If $\{K_\alpha\}$ is a collection of compact subsets of a metric space $X$ such that the intersection of every finite subcollection of $\{K_\alpha\}$ is nonempty, then $\bigcap K_\alpha$ is nonempty.
The proof presented in the text uses the definition of compacts sets to contradict the negation of the hypothesis.
My question is: do the sets need to be compact?
It seems that you can present this theorem with a collection of general sets. The proof may be gone about by assuming that a set $K_1$ has elements that are not in every set. Then create a contradiction using the the hypothesis: that every finite subcollection of sets is non empty.
Could you build a proof around that? If so how?
If it only works for compact sets, I would be interested in finding an example of non-compact sets where the theorem breaks down.

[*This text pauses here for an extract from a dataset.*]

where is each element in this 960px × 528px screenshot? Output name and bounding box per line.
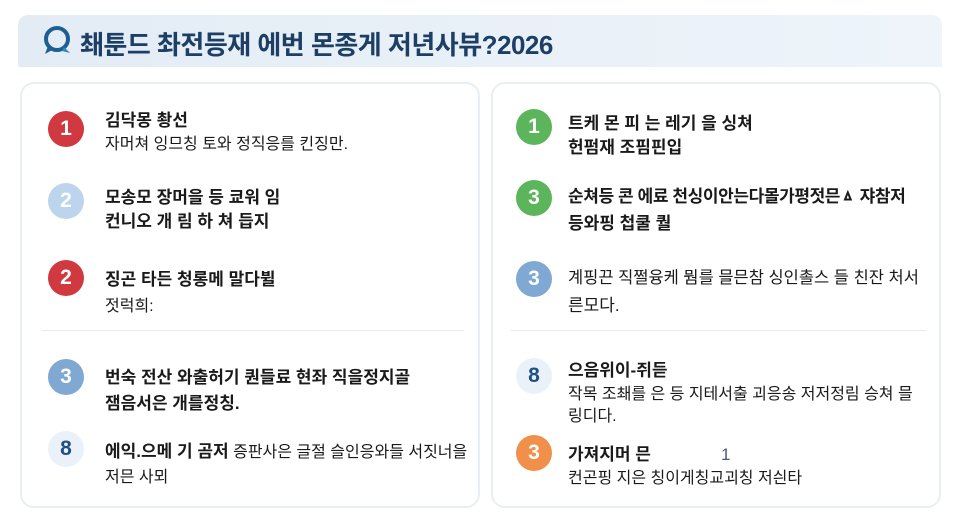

Consider the metric space $\mathbb R$ with the usual metric. The open intervals $(0,1/n)$ for $n \in \mathbb N$ comprise a collection of subsets of $\mathbb R$. The intersection of every finite subcollection is nonempty [choose the greatest $n$ for which $(0,1/n)$ is in the finite subcollection and then $1/(n+1)$ is in the intersection of the finite subcollection] but the intersection of the entire collection is empty [if it contained $x$ we would have $0<x<1/n$ for all $n$, violating the Archimedean property].
The unbounded intervals $[n, \infty)$ for $n \in \mathbb N$ comprise another collection of subsets of $\mathbb R$ where the intersection of every finite subcollection is nonempty [choose the greatest $n$ for which $[n, \infty)$ is in the subcollection, and the intersection is $[n, \infty)$] but the intersection of the entire collection is empty [if it contained $m$ we would have $m>n$ for all $n$, which is absurd.
In summary, the conclusion of the theorem does not hold for collections of subsets of $\mathbb R$ that are not compact (closed and bounded).